- The Washington Times - Tuesday, November 13, 2012

You usually can find the Washington Redskins’ offensive linemen sitting together on the benches outside the back door of Redskins Park before practice each afternoon. An offensive line is the sum of its parts, you know. Cohesion is essential to their success, so these guys stick together. They often walk down to the practice field as a unit, and this season they can carry themselves with a newfound pride.

A year after crumbling because of several injuries, the Redskins’ offensive line is playing OK. It has made a positive contribution to one of the NFL’s best rushing attacks, largely because of its collective good health, linemen’s familiarity with each other and the option concepts Washington’s coaches added to the offensive playbook after quarterback Robert Griffin III joined the team.

“I think they’re solid,” offensive coordinator Kyle Shanahan said, “I think they’ve done a good job. I think they did the same thing last year when they all played together. We only had them for about three games, but early in last year when the five of them were playing, I thought they did a pretty good job. I think this year they’ve only improved.”

The rushing stats, at least, support that. The Redskins rank third in the NFL with an average of 5.25 yards per rush. Their 4.04-yard average last season ranked 22nd.

That improvement is critical, considering that coach Mike Shanahan values a successful running attack above anything else on offense.

Griffin’s speed and the emergence of rookie running back Alfred Morris have sparked the running game.
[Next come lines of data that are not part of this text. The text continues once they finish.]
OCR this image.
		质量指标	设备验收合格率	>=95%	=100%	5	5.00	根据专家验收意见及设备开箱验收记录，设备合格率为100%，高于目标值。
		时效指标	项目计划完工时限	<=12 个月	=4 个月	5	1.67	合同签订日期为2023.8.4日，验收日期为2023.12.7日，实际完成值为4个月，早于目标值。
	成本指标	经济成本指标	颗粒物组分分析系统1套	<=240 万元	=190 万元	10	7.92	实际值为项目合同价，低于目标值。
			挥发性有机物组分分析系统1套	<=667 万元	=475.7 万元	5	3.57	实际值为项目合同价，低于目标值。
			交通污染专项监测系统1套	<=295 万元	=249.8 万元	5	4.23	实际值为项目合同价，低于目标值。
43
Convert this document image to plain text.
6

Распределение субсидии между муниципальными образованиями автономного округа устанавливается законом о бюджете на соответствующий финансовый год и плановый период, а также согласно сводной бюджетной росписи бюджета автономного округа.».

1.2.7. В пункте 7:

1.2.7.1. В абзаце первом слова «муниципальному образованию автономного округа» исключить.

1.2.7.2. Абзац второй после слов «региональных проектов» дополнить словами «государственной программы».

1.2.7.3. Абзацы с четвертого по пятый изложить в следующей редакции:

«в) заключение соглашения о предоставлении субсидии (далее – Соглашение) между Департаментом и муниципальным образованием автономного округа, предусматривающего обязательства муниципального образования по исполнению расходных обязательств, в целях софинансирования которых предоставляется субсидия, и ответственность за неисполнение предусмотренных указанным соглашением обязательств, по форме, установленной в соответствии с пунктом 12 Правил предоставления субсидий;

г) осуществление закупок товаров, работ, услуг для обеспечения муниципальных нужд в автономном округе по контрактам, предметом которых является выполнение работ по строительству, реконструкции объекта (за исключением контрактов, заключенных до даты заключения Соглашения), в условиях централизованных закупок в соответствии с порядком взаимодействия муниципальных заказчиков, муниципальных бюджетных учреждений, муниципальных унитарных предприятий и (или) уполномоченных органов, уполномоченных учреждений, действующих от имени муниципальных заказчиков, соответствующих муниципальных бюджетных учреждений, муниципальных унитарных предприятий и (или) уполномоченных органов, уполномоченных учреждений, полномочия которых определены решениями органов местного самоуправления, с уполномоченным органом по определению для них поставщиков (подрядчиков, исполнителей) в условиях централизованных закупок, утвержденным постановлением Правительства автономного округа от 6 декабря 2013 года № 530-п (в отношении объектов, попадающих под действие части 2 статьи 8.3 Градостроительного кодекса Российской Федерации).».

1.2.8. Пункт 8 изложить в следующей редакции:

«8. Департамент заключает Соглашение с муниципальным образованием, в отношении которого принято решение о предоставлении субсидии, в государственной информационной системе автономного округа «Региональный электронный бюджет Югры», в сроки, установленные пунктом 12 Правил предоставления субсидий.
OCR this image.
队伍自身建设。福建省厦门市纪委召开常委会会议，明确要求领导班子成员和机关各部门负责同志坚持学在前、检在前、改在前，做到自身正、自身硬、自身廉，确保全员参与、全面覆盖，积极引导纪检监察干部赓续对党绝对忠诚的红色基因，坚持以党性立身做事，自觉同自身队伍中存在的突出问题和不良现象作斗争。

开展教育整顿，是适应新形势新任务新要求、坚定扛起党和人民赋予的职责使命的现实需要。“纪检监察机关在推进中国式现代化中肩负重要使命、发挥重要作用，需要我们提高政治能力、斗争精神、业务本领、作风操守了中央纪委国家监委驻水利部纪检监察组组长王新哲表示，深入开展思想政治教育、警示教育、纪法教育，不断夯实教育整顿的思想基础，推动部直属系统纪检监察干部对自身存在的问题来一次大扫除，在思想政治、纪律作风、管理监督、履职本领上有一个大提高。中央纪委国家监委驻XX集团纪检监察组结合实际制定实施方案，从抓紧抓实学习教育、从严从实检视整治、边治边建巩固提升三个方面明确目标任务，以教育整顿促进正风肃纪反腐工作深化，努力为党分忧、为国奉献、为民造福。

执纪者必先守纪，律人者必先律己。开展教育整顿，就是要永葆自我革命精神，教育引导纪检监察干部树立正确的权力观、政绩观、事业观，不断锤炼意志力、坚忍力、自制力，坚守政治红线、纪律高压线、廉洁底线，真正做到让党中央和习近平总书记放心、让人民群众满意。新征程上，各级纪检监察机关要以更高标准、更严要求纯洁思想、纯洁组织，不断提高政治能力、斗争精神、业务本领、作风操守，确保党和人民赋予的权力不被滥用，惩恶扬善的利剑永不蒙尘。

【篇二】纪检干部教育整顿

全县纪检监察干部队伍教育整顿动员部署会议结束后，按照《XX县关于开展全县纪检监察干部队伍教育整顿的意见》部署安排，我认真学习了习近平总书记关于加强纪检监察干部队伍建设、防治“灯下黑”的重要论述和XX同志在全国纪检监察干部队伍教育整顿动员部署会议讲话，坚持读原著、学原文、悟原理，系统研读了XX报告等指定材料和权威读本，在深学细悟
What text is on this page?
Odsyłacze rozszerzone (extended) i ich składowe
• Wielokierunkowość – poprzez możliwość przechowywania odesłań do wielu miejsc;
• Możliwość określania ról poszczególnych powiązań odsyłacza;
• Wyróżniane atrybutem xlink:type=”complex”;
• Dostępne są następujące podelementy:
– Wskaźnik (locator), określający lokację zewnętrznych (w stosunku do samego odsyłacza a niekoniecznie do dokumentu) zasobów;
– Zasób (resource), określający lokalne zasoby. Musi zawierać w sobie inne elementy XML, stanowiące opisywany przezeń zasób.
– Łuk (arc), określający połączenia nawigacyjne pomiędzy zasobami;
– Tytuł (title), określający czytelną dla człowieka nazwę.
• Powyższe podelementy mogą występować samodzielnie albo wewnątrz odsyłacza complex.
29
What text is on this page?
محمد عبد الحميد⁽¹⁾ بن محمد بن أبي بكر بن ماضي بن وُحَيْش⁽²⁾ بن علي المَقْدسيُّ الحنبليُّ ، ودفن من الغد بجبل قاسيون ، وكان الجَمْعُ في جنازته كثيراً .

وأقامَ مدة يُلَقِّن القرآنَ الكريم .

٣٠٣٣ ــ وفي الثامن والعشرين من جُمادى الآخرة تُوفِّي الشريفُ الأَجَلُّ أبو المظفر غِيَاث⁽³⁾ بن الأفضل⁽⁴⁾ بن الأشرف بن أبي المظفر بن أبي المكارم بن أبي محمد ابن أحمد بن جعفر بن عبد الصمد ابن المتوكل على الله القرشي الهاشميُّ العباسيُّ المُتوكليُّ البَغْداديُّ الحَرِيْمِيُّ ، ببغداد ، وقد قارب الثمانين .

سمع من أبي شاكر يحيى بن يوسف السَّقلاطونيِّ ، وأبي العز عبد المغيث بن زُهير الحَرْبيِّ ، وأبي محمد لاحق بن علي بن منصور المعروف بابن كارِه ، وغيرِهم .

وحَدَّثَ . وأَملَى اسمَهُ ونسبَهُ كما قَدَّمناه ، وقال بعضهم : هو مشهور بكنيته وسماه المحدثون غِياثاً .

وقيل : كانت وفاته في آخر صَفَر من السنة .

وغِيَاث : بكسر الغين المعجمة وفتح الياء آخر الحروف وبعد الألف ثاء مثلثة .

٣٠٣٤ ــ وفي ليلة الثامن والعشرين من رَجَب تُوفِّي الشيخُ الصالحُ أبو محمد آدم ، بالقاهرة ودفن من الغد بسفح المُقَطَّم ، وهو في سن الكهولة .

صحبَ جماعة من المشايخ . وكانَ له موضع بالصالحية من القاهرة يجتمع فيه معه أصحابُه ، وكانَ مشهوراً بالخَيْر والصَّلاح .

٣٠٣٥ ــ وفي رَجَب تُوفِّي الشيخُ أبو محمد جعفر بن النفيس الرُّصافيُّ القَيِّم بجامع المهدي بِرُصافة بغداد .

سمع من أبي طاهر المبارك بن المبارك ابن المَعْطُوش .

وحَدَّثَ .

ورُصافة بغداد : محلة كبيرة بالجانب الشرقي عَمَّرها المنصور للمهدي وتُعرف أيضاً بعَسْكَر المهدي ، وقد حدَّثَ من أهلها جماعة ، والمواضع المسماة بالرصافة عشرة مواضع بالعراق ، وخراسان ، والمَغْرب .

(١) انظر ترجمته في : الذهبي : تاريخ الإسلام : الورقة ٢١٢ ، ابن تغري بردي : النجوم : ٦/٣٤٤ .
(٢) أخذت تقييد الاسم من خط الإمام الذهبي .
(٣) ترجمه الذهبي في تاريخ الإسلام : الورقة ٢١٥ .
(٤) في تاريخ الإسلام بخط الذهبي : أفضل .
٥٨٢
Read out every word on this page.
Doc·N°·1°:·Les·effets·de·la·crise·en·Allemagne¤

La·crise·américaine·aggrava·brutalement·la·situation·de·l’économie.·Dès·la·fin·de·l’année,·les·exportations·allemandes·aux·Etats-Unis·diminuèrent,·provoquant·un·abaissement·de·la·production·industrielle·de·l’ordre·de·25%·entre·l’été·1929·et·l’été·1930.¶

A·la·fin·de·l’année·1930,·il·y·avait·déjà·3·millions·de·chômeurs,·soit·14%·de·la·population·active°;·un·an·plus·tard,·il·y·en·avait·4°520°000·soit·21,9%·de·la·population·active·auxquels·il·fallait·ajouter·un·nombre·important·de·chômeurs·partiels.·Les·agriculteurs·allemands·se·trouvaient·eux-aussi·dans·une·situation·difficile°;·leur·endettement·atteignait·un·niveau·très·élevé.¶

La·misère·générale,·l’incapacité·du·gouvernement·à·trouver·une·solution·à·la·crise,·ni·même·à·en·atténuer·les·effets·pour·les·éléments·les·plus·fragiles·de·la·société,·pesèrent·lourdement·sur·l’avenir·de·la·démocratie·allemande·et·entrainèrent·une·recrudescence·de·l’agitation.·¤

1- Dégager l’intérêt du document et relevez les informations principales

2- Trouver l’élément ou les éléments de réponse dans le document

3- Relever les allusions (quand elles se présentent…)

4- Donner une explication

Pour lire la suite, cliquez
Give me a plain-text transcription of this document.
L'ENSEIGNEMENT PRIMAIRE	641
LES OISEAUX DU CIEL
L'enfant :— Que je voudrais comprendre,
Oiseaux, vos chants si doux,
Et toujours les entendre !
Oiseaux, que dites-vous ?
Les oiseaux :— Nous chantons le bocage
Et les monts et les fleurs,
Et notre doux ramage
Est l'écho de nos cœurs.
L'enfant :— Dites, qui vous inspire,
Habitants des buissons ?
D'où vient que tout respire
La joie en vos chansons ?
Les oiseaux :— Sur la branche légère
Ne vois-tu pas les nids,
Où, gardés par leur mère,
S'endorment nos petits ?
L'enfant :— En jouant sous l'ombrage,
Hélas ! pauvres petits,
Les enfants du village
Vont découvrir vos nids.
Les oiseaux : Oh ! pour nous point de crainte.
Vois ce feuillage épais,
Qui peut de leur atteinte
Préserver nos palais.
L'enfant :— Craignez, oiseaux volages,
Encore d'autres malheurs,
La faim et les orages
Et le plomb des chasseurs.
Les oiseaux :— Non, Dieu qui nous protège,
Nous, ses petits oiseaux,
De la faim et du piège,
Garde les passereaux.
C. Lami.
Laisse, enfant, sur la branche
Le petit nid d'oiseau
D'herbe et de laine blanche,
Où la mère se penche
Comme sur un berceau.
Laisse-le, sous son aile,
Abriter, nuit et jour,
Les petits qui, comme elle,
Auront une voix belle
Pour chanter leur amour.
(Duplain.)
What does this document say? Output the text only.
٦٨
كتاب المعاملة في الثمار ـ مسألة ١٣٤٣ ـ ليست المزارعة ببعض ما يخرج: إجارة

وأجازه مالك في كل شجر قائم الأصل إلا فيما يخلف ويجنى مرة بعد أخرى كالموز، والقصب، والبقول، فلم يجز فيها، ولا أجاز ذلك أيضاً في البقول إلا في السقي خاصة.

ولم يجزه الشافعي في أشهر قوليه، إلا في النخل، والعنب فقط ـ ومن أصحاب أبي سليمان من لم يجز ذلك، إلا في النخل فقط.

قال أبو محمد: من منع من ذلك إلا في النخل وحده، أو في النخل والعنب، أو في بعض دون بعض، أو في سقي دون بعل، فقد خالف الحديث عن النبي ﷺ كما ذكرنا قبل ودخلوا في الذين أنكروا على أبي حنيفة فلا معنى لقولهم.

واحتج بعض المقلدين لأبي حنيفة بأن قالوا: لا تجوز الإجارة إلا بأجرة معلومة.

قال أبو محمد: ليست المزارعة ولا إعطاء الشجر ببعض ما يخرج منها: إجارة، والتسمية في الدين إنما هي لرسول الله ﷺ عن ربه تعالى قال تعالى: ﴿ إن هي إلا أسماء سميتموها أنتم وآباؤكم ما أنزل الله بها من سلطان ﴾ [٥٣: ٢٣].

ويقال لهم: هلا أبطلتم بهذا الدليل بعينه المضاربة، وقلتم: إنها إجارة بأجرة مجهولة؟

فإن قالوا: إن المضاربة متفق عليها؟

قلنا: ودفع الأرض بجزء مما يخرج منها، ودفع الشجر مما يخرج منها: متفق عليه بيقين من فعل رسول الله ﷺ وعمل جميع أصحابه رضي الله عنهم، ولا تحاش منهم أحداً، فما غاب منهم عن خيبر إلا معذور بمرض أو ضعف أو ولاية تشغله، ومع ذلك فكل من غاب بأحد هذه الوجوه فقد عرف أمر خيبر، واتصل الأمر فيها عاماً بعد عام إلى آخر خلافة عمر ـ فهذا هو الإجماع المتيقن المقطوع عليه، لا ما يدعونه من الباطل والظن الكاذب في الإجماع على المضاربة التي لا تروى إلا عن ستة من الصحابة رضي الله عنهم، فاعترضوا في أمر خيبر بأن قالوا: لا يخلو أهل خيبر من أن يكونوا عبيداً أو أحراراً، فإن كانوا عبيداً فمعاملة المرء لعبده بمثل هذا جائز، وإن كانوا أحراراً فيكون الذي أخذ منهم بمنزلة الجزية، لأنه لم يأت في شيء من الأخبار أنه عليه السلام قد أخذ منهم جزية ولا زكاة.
And by extension, how coaches use them has benefited the offensive line.

“Here, at least, the scheme has been the outside zone play,” left guard Kory Lichtensteiger said. “When a defense can concentrate on just that, it makes our job hard. But when we can run inside zone and with the option and the pitch, it makes them guess the whole game. A lot of times they’re not right.”

Several offensive linemen have noticed how significantly defenses have been impacted this season by the threat Griffin poses as a runner in the option game.

There have been several examples in every game. The Redskins ball carrier runs one way while a linebacker or defensive lineman, who normally would be in pursuit, is instead frozen because he has to read which of two, three or four players actually has the ball.

“I think they don’t know where to go,” Lichtensteiger said. “In years past, how you beat the zone scheme is you pinch your [defensive ends] inside and you run your linebackers over top, and it kills our angles. But they can’t do that because they don’t know it’s an outside zone coming.”

“They kind of don’t know where the ball is sometimes,” left tackle Trent Williams added. “When you don’t know who to tackle, it’s kind of hard to get going in the right direction.”

Griffin’s and Morris’ play-making ability helps, too, of course. Griffin’s elite speed translates to game-breaking ability when he scrambles. Morris is a physical runner with exceptional vision and quick feet. He routinely makes the first tackler miss and gains yards after contact.

“Even if we don’t get a perfect block, we have guys that can make plays, too,” Lichtensteiger said.

Not all the credit, however, goes to playmakers and scheme. This year’s line is sharper in some areas, largely because all five linemen have started each of the nine games. The line has escaped the injury carnage it suffered through last season and other areas of the team have endured this year.

(Now would be an appropriate time to knock on wood.)

“We’ve coalesced better,” right guard Chris Chester said. “We’ve tightened up our combo blocks and techniques and all that.”

Still, significant room for improvement remains, especially in pass protection, as the most recent loss against Carolina proved.

The Redskins’ second-half deficit forced them to throw to get back into the game, and that negated the effects of the option. The Panthers’ talented front four pressured Griffin without the help of extra rushers or blitzes and finished with four sacks.

“I think the hardest thing to do in the NFL for any team is to block a pass rush,” Kyle Shanahan said. “To just drop back and go against some of these D-linemen is the biggest challenge in the NFL. When D-linemen are playing the pass, it’s usually a tough game.”

The key to this line’s success, then, seems to be staying in situations that allow the running game to cause indecision and uncertainty among the defense.

That suits Washington’s linemen just fine.

Said Lichtensteiger: “We’re to the point now that if we don’t get 150 yards on the ground, it’s going to be a disappointing day for us.”